Critical Minerals M&A Is Heating Up Again, and That Could Matter More for Juniors Like NREDF Than People Think
The latest Northern Miner coverage on the critical minerals boom pointed out something important: mining dealmaking is accelerating again as major producers scramble to secure future supply.
And honestly, this is exactly what you would expect to happen in a market where copper demand projections keep exploding.
The math is becoming difficult to ignore.
Global copper demand is projected to rise from roughly 28 million tonnes today to around 42 million tonnes by 2040. That is a 14 million tonne increase in less than two decades.
Meanwhile, large new copper mines can take 15-20+ years to discover, permit, finance, and build.

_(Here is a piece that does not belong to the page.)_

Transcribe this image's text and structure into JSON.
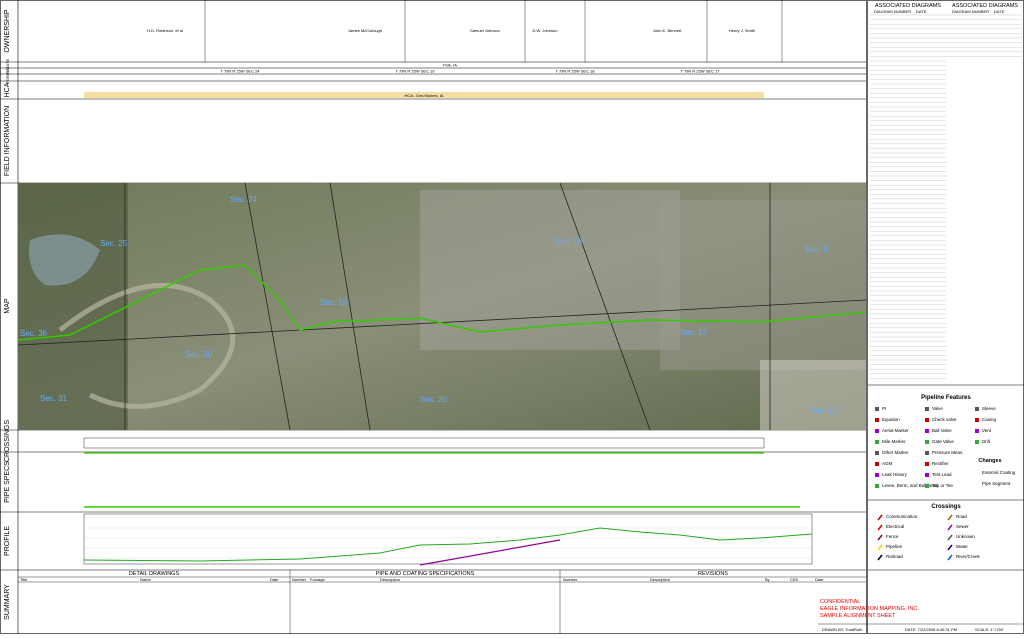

So majors are facing a problem - they need future inventory now.
That is why the sector is seeing more acquisitions, more strategic investments, and more district-scale consolidation across critical minerals.
This is where early-stage exploration stories like NovаRed Mining (OTCQB: NREDF) become interesting.

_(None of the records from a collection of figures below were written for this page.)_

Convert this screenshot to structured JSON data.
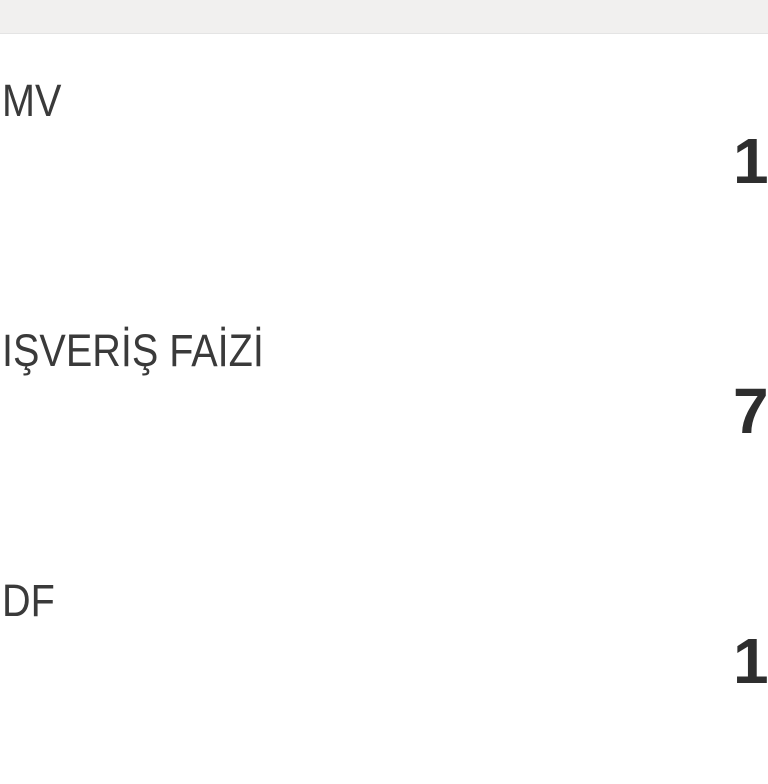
{
  "rows": [
    {
      "label": "MV",
      "value": "1"
    },
    {
      "label": "IŞVERİŞ FAİZİ",
      "value": "7"
    },
    {
      "label": "DF",
      "value": "1"
    }
  ]
}
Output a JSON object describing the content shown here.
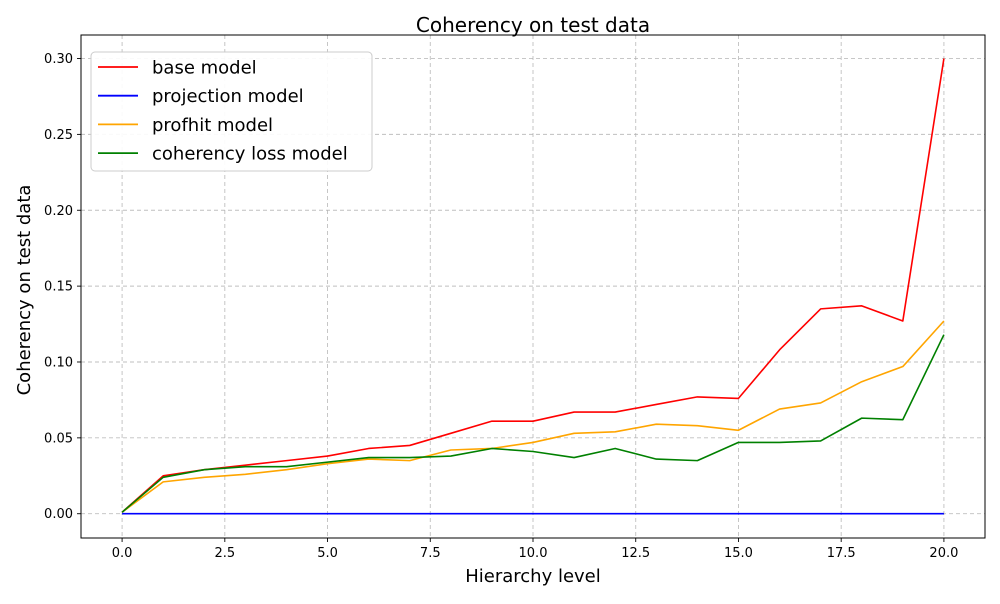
{
  "chart_data": {
    "type": "line",
    "title": "Coherency on test data",
    "xlabel": "Hierarchy level",
    "ylabel": "Coherency on test data",
    "xlim": [
      -1,
      21
    ],
    "ylim": [
      -0.016,
      0.3155
    ],
    "xticks": [
      0.0,
      2.5,
      5.0,
      7.5,
      10.0,
      12.5,
      15.0,
      17.5,
      20.0
    ],
    "xtick_labels": [
      "0.0",
      "2.5",
      "5.0",
      "7.5",
      "10.0",
      "12.5",
      "15.0",
      "17.5",
      "20.0"
    ],
    "yticks": [
      0.0,
      0.05,
      0.1,
      0.15,
      0.2,
      0.25,
      0.3
    ],
    "ytick_labels": [
      "0.00",
      "0.05",
      "0.10",
      "0.15",
      "0.20",
      "0.25",
      "0.30"
    ],
    "grid": true,
    "legend_position": "top-left",
    "x": [
      0,
      1,
      2,
      3,
      4,
      5,
      6,
      7,
      8,
      9,
      10,
      11,
      12,
      13,
      14,
      15,
      16,
      17,
      18,
      19,
      20
    ],
    "series": [
      {
        "name": "base model",
        "color": "#ff0000",
        "values": [
          0.001,
          0.025,
          0.029,
          0.032,
          0.035,
          0.038,
          0.043,
          0.045,
          0.053,
          0.061,
          0.061,
          0.067,
          0.067,
          0.072,
          0.077,
          0.076,
          0.108,
          0.135,
          0.137,
          0.127,
          0.3
        ]
      },
      {
        "name": "projection model",
        "color": "#0000ff",
        "values": [
          0.0,
          0.0,
          0.0,
          0.0,
          0.0,
          0.0,
          0.0,
          0.0,
          0.0,
          0.0,
          0.0,
          0.0,
          0.0,
          0.0,
          0.0,
          0.0,
          0.0,
          0.0,
          0.0,
          0.0,
          0.0
        ]
      },
      {
        "name": "profhit model",
        "color": "#ffa500",
        "values": [
          0.001,
          0.021,
          0.024,
          0.026,
          0.029,
          0.033,
          0.036,
          0.035,
          0.042,
          0.043,
          0.047,
          0.053,
          0.054,
          0.059,
          0.058,
          0.055,
          0.069,
          0.073,
          0.087,
          0.097,
          0.127
        ]
      },
      {
        "name": "coherency loss model",
        "color": "#008000",
        "values": [
          0.001,
          0.024,
          0.029,
          0.031,
          0.031,
          0.034,
          0.037,
          0.037,
          0.038,
          0.043,
          0.041,
          0.037,
          0.043,
          0.036,
          0.035,
          0.047,
          0.047,
          0.048,
          0.063,
          0.062,
          0.118
        ]
      }
    ]
  }
}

NovаRed is still early-stage, but the Wilmac Copper-Gold Project already checks several boxes the market increasingly cares about:
- 16,078 hectares in British Columbia
- 160 square kilometers
- 39,732 acres
- Located in the Quesnel porphyry belt Approximately 10 km west of Hudbay’s Copper Mountain Mine
And the recent exploration updates have started building a much more serious geological narrative:
- copper-in-soil values up to 379 ppm at North Lamont
- multiple interpreted intrusive centers
- porphyry-style signatures
- deeper conductive structures from geophysics
- IP/AMT work underway in 2026
That matters because majors rarely wait until the very end of the discovery cycle anymore.
The market often starts repricing projects much earlier once scale, structure, geophysics, and regional geology begin aligning.
Especially in copper.
Especially in stable jurisdictions.
Especially when AI, EVs, power grids, and data centers are all pulling on the same metal supply chain simultaneously.
NRЕD obviously is not a producer today.
But if the industry keeps consolidating future copper supply, projects sitting in known porphyry belts with growing datasets could attract much more attention than they used to.